Got to be 'Real'

Real Housewives of New York City reads as an uptown-downmarket update of Edith Wharton
"Think of my vagina as a vase"

TV ADDICTION If you can ignore the resulting three-ring circus of gossip — Countess LuAnn de Lesseps breaks up with her no-account cheating Count! Kelly Bensimon arrested for boyfriend beating! Alex McCord nude! — swirling off this Real Housewives of Orange County spinoff, The Real Housewives of New York City gets my vote as the most consistently toothsome entry into the Real Housewives franchise. Now approaching its May 5 season finale, the reality TV series reads as an uptown-downmarket update of Edith Wharton, albeit brand-crazed (designers, of course, get considerable love, but these enterprising housewives are also busy building their own brands) and considerably less tragic (unless you count the McCord couple's over-the-top ensembles).

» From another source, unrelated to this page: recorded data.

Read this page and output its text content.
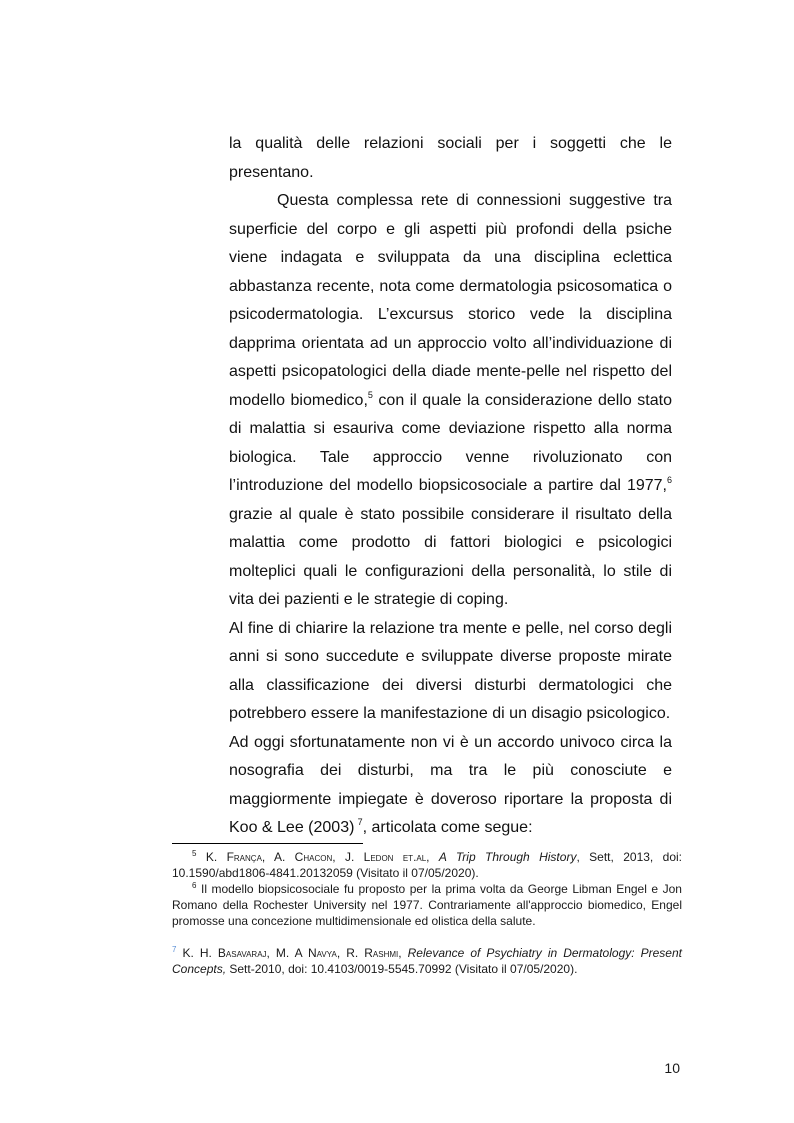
la qualità delle relazioni sociali per i soggetti che le presentano.

Questa complessa rete di connessioni suggestive tra superficie del corpo e gli aspetti più profondi della psiche viene indagata e sviluppata da una disciplina eclettica abbastanza recente, nota come dermatologia psicosomatica o psicodermatologia. L’excursus storico vede la disciplina dapprima orientata ad un approccio volto all’individuazione di aspetti psicopatologici della diade mente-pelle nel rispetto del modello biomedico,$^5$ con il quale la considerazione dello stato di malattia si esauriva come deviazione rispetto alla norma biologica. Tale approccio venne rivoluzionato con l’introduzione del modello biopsicosociale a partire dal 1977,$^6$ grazie al quale è stato possibile considerare il risultato della malattia come prodotto di fattori biologici e psicologici molteplici quali le configurazioni della personalità, lo stile di vita dei pazienti e le strategie di coping.

Al fine di chiarire la relazione tra mente e pelle, nel corso degli anni si sono succedute e sviluppate diverse proposte mirate alla classificazione dei diversi disturbi dermatologici che potrebbero essere la manifestazione di un disagio psicologico.

Ad oggi sfortunatamente non vi è un accordo univoco circa la nosografia dei disturbi, ma tra le più conosciute e maggiormente impiegate è doveroso riportare la proposta di Koo & Lee (2003)  $^7$, articolata come segue:

$^5$ K. França, A. Chacon, J. Ledon et.al, A Trip Through History, Sett, 2013, doi: 10.1590/abd1806-4841.20132059 (Visitato il 07/05/2020).

$^6$ Il modello biopsicosociale fu proposto per la prima volta da George Libman Engel e Jon Romano della Rochester University nel 1977. Contrariamente all'approccio biomedico, Engel promosse una concezione multidimensionale ed olistica della salute.

$^7$ K. H. Basavaraj, M. A Navya, R. Rashmi, Relevance of Psychiatry in Dermatology: Present Concepts, Sett-2010, doi: 10.4103/0019-5545.70992 (Visitato il 07/05/2020).

10
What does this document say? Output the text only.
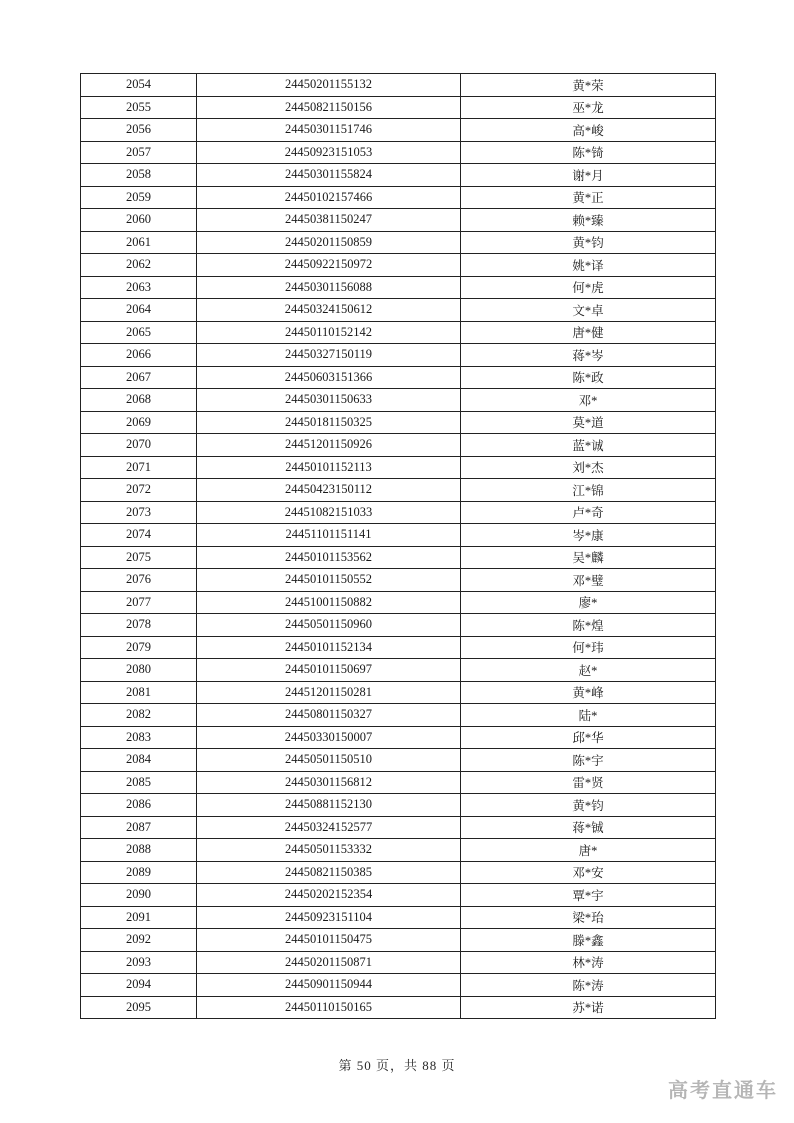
2054	24450201155132	黄*荣
2055	24450821150156	巫*龙
2056	24450301151746	高*峻
2057	24450923151053	陈*锜
2058	24450301155824	谢*月
2059	24450102157466	黄*正
2060	24450381150247	赖*臻
2061	24450201150859	黄*钧
2062	24450922150972	姚*译
2063	24450301156088	何*虎
2064	24450324150612	文*卓
2065	24450110152142	唐*健
2066	24450327150119	蒋*岑
2067	24450603151366	陈*政
2068	24450301150633	邓*
2069	24450181150325	莫*道
2070	24451201150926	蓝*诚
2071	24450101152113	刘*杰
2072	24450423150112	江*锦
2073	24451082151033	卢*奇
2074	24451101151141	岑*康
2075	24450101153562	吴*麟
2076	24450101150552	邓*璧
2077	24451001150882	廖*
2078	24450501150960	陈*煌
2079	24450101152134	何*玮
2080	24450101150697	赵*
2081	24451201150281	黄*峰
2082	24450801150327	陆*
2083	24450330150007	邱*华
2084	24450501150510	陈*宇
2085	24450301156812	雷*贤
2086	24450881152130	黄*钧
2087	24450324152577	蒋*铖
2088	24450501153332	唐*
2089	24450821150385	邓*安
2090	24450202152354	覃*宇
2091	24450923151104	梁*珆
2092	24450101150475	滕*鑫
2093	24450201150871	林*涛
2094	24450901150944	陈*涛
2095	24450110150165	苏*诺
第 50 页，共 88 页
高考直通车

And thanks to some brilliant editing, Jane Austen would have had a hearty, tea-steeped chortle over the Brooklyn Bridge-wide disjunctions between these housewives' socialite pretensions and more rough-and-tumble actions. It's tough to beat last season's climactic clash between crazy-eyed Ramona Singer and the comically striving McCords when Alex violated a girls-party theme dinner by bringing her attached-at-the-hip spouse Simon, coupled with a conversation lightly spinning around the idea, "What is class?"

Yet, in line with Austen, class — both in terms of proper behavior and the various social gradations on view — continues to be in session as this season's recurring leitmotif. Attempts at behavioral instruction often wonderfully backfire: from the instance when the Countess told guests at a tribute-benefit for her and her husband to essentially shut up, to the episode in which ex-Elle Accessories editor Bensimon ditzily dresses down Bethenny Frankel, a meet-up that succeeds in making Bensimon look not only insanely stupid but horrendously snobby. Hypocrisy among the cognoscenti, who seem generally non-cognizant, persistently rears its dual heads.

Ready to call it all out is Frankel, the outsider chef busily establishing her "Skinny Girl's Martini" and other business ventures, and the odd woman out since she isn't and has never been an actual wife, let alone kept up a sprawling house. She functions as the closest thing to an Austenian heroine here. Salty, highly entertaining wisecracks roll off her hardened single-girl shell in rapid succession ("Think of my vagina as a vase — and if you've had sex with me it's time to send flowers.") As much as I appreciate the yenta feistiness of Jill Zarin or the American-Indian-girl-strikes-it-rich forthrightness of de Lesseps, I identify most with the non-wife who's attempting to keep it really real — especially during a season centered on charity events in the context of a slimly acknowledged recession, amid deeds that seem to have as much to do with building social capital as raising vanishing funds.